Pointedly, the country is going down the tubes, to the point where Washington moves in to require those few successful big businesses that remain to submit to government control. Fighting this with every fiber are railway tycoon Dagny Taggart (Samantha Mathis, replacing Taylor Schilling) and steel magnate Henry Rearden (Jason Beghe, taking over from Grant Bowler). In the most politically pointed scene, the fiercely defiant Rearden is called before a judiciary panel empowered to enforce the government takeover of his giant business as well as imprison him, but he stands his ground with impressive resilience that rouses the spectators and wilts the judges.
Otherwise, there are plenty of spinning wheels involving Dagny's efforts to start a little motor she's found that might hold the solution to the world's energy problems (one tank of gas costs her $865), Dagny's betrayal by her limp-willed brother James (Patrick Fabian, replacing Matthew Marsden), Rearden's difficulties with his estranged wife Lillian (Kim Rhodes) and the ongoing disappearances of leading minds and talents from all walks of life.
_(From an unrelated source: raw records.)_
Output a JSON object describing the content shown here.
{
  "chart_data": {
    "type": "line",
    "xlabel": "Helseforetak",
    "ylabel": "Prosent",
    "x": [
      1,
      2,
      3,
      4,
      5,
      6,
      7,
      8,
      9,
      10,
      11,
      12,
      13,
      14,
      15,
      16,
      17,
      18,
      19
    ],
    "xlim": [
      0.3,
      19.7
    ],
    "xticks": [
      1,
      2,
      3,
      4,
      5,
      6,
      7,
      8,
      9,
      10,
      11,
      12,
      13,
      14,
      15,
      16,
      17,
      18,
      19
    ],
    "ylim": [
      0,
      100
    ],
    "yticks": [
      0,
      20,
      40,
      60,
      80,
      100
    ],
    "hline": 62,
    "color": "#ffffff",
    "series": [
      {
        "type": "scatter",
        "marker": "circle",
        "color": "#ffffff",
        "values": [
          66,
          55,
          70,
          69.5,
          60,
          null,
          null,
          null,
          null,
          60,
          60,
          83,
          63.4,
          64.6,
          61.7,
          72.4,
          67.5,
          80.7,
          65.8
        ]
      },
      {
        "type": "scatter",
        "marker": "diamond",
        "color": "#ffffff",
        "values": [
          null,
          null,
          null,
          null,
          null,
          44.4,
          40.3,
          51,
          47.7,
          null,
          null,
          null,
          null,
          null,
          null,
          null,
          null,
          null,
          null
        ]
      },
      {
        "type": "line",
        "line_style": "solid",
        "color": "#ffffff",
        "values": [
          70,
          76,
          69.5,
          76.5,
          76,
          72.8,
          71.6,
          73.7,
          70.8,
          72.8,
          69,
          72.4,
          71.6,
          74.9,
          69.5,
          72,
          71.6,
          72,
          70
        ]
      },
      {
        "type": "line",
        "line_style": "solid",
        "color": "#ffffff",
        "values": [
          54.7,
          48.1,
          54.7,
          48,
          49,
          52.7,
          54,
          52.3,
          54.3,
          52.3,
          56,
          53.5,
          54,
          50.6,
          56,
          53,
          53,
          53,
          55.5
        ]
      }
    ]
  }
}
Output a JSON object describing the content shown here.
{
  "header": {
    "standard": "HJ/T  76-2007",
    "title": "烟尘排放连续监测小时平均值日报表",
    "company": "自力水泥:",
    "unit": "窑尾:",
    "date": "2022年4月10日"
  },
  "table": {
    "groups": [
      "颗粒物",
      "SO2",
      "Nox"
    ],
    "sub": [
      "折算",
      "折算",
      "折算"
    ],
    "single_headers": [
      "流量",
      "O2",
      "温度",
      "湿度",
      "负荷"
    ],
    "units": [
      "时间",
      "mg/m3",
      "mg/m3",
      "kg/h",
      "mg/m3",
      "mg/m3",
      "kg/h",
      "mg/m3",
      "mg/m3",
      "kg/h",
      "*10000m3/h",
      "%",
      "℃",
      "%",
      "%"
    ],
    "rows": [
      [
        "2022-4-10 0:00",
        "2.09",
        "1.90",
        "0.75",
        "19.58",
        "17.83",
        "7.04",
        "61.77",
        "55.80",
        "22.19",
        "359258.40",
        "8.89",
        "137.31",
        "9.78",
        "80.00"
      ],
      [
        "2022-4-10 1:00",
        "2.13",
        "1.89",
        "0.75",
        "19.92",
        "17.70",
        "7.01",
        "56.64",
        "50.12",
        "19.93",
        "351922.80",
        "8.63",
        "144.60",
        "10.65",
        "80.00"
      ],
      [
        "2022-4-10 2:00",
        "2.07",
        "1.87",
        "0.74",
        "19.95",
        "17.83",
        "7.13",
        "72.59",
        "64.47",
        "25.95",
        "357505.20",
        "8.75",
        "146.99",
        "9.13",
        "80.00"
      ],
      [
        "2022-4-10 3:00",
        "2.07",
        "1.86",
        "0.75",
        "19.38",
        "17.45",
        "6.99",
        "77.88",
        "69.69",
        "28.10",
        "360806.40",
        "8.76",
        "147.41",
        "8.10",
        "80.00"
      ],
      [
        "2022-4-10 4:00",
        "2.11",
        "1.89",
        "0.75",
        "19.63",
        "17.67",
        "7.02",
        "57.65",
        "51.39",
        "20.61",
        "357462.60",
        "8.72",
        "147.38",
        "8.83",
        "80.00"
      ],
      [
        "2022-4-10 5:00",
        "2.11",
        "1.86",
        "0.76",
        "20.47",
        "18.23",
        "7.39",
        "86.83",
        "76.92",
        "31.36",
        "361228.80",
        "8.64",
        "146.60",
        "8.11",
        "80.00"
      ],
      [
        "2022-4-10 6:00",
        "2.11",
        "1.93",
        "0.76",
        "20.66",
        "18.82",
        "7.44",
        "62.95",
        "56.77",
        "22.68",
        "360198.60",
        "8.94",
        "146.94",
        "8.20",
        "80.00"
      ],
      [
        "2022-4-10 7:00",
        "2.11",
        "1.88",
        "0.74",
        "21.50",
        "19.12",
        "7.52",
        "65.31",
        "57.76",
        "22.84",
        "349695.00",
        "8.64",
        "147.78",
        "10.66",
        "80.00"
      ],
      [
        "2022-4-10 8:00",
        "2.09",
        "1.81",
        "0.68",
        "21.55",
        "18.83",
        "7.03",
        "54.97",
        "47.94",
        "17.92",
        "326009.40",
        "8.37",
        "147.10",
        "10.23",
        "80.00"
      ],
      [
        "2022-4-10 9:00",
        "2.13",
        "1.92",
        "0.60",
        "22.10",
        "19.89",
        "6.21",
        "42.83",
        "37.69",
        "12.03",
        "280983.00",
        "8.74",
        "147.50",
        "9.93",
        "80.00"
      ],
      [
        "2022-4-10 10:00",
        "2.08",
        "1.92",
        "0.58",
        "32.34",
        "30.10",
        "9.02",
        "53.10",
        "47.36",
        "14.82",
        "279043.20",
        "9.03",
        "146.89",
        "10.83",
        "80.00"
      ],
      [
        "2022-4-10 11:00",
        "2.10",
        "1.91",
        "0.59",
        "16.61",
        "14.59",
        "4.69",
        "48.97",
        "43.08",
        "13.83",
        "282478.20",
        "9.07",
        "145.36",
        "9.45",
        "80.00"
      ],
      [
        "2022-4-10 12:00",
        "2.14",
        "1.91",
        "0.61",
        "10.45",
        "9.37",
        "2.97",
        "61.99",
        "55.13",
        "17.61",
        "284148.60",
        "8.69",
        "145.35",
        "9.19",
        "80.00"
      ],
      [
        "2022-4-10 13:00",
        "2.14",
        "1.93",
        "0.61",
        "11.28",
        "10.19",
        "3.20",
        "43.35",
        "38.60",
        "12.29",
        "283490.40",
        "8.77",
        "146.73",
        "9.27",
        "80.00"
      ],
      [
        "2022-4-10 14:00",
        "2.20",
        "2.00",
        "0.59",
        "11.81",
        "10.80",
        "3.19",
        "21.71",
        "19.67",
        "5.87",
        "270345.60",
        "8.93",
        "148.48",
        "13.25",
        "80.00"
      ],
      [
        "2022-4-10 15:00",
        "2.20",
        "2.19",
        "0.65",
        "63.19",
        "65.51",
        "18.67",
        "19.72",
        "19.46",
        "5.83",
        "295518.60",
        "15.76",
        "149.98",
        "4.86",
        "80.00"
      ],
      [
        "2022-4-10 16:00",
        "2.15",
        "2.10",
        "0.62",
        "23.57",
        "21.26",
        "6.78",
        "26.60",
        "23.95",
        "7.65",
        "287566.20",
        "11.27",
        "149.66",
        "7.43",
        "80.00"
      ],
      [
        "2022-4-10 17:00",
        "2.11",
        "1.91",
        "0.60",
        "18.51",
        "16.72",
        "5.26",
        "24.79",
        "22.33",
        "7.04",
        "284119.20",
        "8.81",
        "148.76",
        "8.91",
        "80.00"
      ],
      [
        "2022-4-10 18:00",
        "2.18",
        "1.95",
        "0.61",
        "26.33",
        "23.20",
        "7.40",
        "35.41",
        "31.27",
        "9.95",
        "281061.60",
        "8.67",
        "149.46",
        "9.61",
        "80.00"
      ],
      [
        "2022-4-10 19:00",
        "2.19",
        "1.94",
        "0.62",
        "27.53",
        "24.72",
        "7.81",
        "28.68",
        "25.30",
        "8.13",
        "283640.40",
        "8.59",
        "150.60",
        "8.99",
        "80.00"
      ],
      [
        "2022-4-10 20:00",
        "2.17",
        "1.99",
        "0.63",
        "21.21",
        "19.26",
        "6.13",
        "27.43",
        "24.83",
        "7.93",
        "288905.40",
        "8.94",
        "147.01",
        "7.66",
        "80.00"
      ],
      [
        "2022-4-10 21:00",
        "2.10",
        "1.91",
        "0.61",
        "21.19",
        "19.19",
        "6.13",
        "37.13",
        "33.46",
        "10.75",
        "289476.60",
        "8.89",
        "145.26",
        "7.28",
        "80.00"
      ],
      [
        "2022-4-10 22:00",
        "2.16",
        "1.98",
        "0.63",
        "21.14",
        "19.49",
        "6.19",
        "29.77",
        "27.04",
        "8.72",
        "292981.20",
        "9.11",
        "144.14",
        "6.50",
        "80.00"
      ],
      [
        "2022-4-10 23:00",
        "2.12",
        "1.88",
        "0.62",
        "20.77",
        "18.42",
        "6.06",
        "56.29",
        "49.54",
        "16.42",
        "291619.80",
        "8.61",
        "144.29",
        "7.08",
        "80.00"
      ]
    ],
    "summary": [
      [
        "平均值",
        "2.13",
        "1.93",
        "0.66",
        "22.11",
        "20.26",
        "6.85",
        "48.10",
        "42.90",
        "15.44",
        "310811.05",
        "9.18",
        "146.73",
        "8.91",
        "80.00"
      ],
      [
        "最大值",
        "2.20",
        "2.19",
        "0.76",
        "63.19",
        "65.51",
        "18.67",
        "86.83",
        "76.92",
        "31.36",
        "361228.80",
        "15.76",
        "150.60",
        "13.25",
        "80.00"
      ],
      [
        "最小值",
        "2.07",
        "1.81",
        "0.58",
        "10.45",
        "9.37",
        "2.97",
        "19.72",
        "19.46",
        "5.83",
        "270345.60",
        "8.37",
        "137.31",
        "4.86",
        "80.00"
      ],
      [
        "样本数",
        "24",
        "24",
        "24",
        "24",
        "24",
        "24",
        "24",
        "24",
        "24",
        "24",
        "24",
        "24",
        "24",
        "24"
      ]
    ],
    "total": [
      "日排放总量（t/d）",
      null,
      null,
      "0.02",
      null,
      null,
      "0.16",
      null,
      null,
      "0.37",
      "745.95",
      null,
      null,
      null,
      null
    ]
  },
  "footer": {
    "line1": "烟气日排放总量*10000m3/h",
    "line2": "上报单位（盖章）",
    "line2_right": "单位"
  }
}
The question “Who is John Galt?” keeps coming up, to the annoyance of Dagny, who uncharacteristically drops out of the rat race for a while until her final date with destiny that sets up Part III. If made, will that one feature yet another cast? Perhaps Todd Haynes would be interested. TV director John Putch handled this one, stepping in for Paul Johansson.
There is certainly room for improvement. As Dagny, the mismatch between Schilling and Mathis from the first to second part is particularly severe; Schilling is 28, tall and slim, whereas Mathis is 42 and more full-figure. If not exactly commanding, Schilling caught part of the commanding personality the role requires, while Mathis never connects with the role. While one-dimensional, Beghe is engaging as the self-made industrialist Rearden, his rough voice providing a contrast to his suave looks as well as a distinctive texture to his delivery of Randian gospel. Esai Morales is okay as a Chilean tycoon who deliberately sabotages his own holdings, while D.B. Sweeney is seen only in silhouette as the oft-discussed John Galt.
Ultimately, if a convincing, updated version of Atlas Shrugged were to be made today, the adapter would need to dispense with the railway and steel industry angles and find plausible substitutes in the high-tech field. Not only are trains the bête noir of many conservatives today, but they no longer represent what they once did and cannot serve as a lynchpin of American industry and financial might. Rand purists might object, but the work doesn't translate properly to today, or its near-future setting, due to the changed landscape in the decades since the novel was written.